Several other known asteroids have approached Earth even more closely than 2012 DA14 will, but those objects were all smaller. Asteroids of the size of 2012 DA14 flit past earth about once every 40 years and actually hit Earth every 1,200 years or so. Other relatively large asteroids have probably zipped very close to Earth recently without being spotted. Astronomers have identified more than 9,000 near-Earth asteroids to date, but perhaps a million or more such space rocks are thought to exist. If 2012 DA14 did strike our planet, it would likely cause serious damage on a local scale. An object of similar size flattened 2,000 square km of forest when it exploded above Siberia's Podkamennaya Tunguska River in 1908.

The asteroid seems to have a very prosaic name, but it reflects the rule of nomenclature for minor heavenly bodies. I think I’ll call it “Valentino” given its discovery by Spanish scientists around about February 14! There is already an asteroid called “Eros”!

As if this cosmic even wasn’t enough, a comet is approaching our sun and some scientists say it could dazzle as a “comet of the century” later this year. Comet ISON was discovered in September 2012 by Russian astronomers Vitali Nevski and Artyom Novichonok using a 0.4-metre telescope of the International Scientific Optical Network (ISON), near Kislovodsk. Incidentally, “ison” in Greek means a drone note, or a slow-moving lower vocal part, used in Byzantine chant and some related musical traditions to accompany the melody, thus enriching the singing, at the same time not transforming it into a harmonized or polyphonic piece. Hence the comet will enrich the music of the spheres!

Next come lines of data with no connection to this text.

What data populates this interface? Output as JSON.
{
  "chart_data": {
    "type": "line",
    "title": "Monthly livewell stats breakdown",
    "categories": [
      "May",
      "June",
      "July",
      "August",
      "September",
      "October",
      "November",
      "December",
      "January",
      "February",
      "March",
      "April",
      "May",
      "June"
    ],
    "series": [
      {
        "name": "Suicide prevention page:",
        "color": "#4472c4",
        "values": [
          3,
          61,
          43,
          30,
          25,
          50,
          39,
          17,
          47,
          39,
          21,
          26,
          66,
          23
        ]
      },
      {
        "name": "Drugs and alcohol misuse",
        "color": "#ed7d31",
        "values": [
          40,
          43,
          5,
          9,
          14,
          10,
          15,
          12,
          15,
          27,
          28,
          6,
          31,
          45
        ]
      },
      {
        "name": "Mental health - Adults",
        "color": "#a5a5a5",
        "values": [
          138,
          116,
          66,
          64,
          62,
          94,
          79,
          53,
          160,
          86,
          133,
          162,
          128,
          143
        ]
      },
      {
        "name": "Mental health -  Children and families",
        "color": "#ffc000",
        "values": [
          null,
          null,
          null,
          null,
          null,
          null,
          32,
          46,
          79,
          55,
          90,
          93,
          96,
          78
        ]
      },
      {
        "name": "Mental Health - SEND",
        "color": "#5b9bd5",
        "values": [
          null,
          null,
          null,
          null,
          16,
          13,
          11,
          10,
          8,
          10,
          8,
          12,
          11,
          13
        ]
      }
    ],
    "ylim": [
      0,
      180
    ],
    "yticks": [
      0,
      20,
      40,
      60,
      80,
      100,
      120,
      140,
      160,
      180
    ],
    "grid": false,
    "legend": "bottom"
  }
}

Comet ISON will make its closest approach to the sun on November 28, when it will approach within 1.2 million km of our star’s surface. As of mid-January, the comet’s tail was more than 64,400 km. If the comet survives the approach, and does not fade or break apart, it could transform into a spectacular celestial sight, rivaling the full moon, scientists have said. The comet will make its closest approach to Earth on Dec. 26, when it will fly within 64 million km of our planet. It poses no impact threat to the Earth, NASA scientists said.